Contrast this with a blockchain-based infrastructure finance model. Imagine an AI infrastructure loan structured as a smart contract on a public permissionless network. The collateral (say, GPU tokens or tokenized real estate) is locked in a transparent vault. Repayment schedules are encoded, and triggers for restructuring or liquidation are transparent to all parties. The notion of ‘unclear repayment paths’ becomes obsolete because every path is visible.
But here’s the uncomfortable truth: the crypto community has been too busy building speculative casinos to focus on this kind of real-world application. We have 200 layer-2s competing for the same small user base, yet we haven’t produced a single standardized debt instrument for AI infrastructure that a pension fund would trust.
Contrarian
Some will argue that decentralized finance is not the solution but part of the problem. They will point to the $1.5 billion lost in the Ronin bridge hack, the $8 billion erased in the Terra collapse, and say: 'Why would we entrust critical AI infrastructure to the same technology that can’t secure a gaming NFT bridge?'
It’s a fair critique.
But I’d argue the failures of crypto are not failures of blockchain technology—they are failures of governance, human greed, and poorly designed incentive mechanisms. The same traits that led to the 2022 credit contagion are present in the AI debt bubble: FOMO, overconfidence in models that have never been tested, and a regulator looking the other way until it’s too late.
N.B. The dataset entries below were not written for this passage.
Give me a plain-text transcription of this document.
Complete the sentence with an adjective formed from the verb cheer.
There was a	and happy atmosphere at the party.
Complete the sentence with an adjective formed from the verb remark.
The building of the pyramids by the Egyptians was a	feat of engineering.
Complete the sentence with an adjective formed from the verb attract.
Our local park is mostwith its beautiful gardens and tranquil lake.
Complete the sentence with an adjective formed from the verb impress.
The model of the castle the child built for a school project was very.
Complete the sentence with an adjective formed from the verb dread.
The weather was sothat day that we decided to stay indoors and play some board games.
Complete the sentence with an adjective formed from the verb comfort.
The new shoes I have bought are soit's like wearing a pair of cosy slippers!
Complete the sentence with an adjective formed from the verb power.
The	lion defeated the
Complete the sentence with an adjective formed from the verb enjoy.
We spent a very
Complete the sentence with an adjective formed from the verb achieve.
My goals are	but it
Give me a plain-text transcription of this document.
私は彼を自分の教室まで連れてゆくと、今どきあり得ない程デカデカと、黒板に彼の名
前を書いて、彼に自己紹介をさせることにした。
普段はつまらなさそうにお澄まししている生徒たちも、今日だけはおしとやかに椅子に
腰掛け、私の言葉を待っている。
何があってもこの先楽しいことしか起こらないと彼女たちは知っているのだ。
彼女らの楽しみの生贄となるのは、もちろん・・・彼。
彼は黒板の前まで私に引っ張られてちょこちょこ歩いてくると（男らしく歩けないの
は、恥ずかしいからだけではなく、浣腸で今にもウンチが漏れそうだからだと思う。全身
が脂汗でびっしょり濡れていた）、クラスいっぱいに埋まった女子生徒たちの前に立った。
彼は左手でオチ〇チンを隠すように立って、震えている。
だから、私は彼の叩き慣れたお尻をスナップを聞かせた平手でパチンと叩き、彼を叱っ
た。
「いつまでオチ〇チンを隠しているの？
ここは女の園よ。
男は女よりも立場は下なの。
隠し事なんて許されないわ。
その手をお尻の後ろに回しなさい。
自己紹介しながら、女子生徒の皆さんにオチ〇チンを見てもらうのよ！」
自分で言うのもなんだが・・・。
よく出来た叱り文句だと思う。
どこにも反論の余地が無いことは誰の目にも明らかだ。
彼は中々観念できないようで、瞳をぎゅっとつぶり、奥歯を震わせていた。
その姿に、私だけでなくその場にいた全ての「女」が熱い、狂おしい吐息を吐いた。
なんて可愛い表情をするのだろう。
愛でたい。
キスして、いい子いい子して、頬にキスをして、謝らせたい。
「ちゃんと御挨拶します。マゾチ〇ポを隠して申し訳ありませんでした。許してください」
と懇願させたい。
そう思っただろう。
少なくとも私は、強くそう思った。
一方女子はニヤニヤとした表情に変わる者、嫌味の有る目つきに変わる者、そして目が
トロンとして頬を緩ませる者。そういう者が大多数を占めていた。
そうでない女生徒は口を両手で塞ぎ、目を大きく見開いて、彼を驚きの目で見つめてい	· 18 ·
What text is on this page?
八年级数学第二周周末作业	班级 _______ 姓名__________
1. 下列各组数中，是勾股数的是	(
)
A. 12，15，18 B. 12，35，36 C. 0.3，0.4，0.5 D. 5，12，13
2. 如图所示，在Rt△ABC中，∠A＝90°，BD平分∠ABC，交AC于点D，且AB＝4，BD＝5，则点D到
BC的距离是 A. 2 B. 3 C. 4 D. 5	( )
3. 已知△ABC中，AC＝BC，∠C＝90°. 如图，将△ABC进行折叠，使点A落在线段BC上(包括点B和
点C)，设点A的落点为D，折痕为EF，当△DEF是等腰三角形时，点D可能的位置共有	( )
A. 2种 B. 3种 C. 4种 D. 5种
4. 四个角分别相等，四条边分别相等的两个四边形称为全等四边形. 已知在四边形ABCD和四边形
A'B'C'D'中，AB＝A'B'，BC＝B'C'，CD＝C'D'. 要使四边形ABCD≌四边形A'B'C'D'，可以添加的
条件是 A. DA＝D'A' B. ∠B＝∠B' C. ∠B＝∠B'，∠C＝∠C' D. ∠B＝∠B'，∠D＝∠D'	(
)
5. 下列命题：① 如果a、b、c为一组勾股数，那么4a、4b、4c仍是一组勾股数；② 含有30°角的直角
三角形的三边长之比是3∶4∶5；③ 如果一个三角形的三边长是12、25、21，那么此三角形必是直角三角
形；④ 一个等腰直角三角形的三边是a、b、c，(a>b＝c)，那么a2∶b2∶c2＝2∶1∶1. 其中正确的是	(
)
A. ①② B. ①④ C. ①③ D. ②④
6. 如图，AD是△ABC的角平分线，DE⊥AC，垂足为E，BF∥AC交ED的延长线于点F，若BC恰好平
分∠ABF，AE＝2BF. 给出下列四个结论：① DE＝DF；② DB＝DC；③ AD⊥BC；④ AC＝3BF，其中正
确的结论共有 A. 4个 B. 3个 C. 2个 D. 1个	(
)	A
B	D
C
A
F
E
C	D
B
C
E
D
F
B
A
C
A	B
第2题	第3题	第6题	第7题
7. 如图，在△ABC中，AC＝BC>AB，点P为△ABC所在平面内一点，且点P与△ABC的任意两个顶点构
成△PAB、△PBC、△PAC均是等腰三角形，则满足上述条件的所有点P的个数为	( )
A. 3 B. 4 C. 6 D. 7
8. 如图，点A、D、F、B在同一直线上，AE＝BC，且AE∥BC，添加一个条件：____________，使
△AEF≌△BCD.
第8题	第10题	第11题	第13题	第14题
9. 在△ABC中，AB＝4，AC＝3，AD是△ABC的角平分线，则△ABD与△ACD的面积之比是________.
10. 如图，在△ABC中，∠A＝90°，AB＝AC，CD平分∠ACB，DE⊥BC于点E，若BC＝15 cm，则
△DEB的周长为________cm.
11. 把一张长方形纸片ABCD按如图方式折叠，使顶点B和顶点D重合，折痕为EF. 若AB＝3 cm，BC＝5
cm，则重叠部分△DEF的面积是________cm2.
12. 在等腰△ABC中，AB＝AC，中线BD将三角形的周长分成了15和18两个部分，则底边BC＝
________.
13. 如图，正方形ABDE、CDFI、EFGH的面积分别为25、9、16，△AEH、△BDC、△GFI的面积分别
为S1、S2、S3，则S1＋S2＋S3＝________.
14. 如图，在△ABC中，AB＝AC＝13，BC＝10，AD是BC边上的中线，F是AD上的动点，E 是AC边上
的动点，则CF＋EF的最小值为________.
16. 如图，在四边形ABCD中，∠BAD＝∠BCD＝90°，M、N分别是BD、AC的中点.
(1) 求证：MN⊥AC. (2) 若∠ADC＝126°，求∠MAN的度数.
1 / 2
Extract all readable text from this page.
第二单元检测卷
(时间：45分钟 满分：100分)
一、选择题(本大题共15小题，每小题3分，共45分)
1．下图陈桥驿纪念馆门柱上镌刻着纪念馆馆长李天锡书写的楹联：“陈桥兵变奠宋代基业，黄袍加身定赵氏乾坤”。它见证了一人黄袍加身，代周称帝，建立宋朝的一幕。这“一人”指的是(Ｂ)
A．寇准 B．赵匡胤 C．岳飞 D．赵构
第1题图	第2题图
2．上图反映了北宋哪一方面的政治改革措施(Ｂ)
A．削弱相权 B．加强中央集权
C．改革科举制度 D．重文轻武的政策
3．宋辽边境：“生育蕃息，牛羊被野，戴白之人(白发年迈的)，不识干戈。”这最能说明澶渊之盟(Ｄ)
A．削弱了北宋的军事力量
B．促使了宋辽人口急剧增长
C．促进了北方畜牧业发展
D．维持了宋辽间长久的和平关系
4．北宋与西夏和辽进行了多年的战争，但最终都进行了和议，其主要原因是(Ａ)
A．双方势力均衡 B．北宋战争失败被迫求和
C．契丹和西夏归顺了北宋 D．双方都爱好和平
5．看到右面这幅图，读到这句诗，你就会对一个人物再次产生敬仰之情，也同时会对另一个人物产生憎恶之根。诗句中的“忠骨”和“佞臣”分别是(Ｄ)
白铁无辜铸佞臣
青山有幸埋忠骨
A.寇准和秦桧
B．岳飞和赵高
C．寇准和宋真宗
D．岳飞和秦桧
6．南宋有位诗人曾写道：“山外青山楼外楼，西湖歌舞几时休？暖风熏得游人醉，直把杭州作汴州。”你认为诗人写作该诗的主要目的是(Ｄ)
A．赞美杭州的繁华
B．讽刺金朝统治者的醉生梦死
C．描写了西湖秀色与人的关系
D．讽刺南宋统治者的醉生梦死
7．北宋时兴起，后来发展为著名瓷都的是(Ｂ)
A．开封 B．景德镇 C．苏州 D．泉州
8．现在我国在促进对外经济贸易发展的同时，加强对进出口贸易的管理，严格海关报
We do not build walls; we build bridges for value. The bridge between crypto and the AI debt market must be built with the right material: transparent collateralization, decentralized oracles for real-world data (energy prices, compute demand), and automated risk management that operates without human emotional interference.
Yet, I must caution against the opposite trap: assuming that simply slapping a token on AI infrastructure debt solves everything. I’ve seen too many projects that claim to ‘democratize AI compute’ but are actually just creating new vectors for speculative leverage. The real question is not whether we can tokenize AI debt, but whether we can encode the right incentive structures that align borrowers, lenders, and society at large.
Takeaway
In the chaos of the chain, find the signal. Breeden’s warning is a signal that the next systemic risk is forming—not in crypto, but in the rapidly overheating AI sector. For our industry, this is a moment of choice. We can continue to build insular, speculative ecosystems that only serve our own community, or we can step up and offer the transparent, resilient infrastructure that the AI economy desperately needs.
The future is written in code, but felt in spirit. If we want to see a world where capital flows to transformative technologies without creating hidden systemic bombs, we must lead with the values we preach: transparency, decentralization, and verifiability. Otherwise, we will watch from the sidelines as a new crisis unfolds—one that looks eerily like the old one, but with faster chips.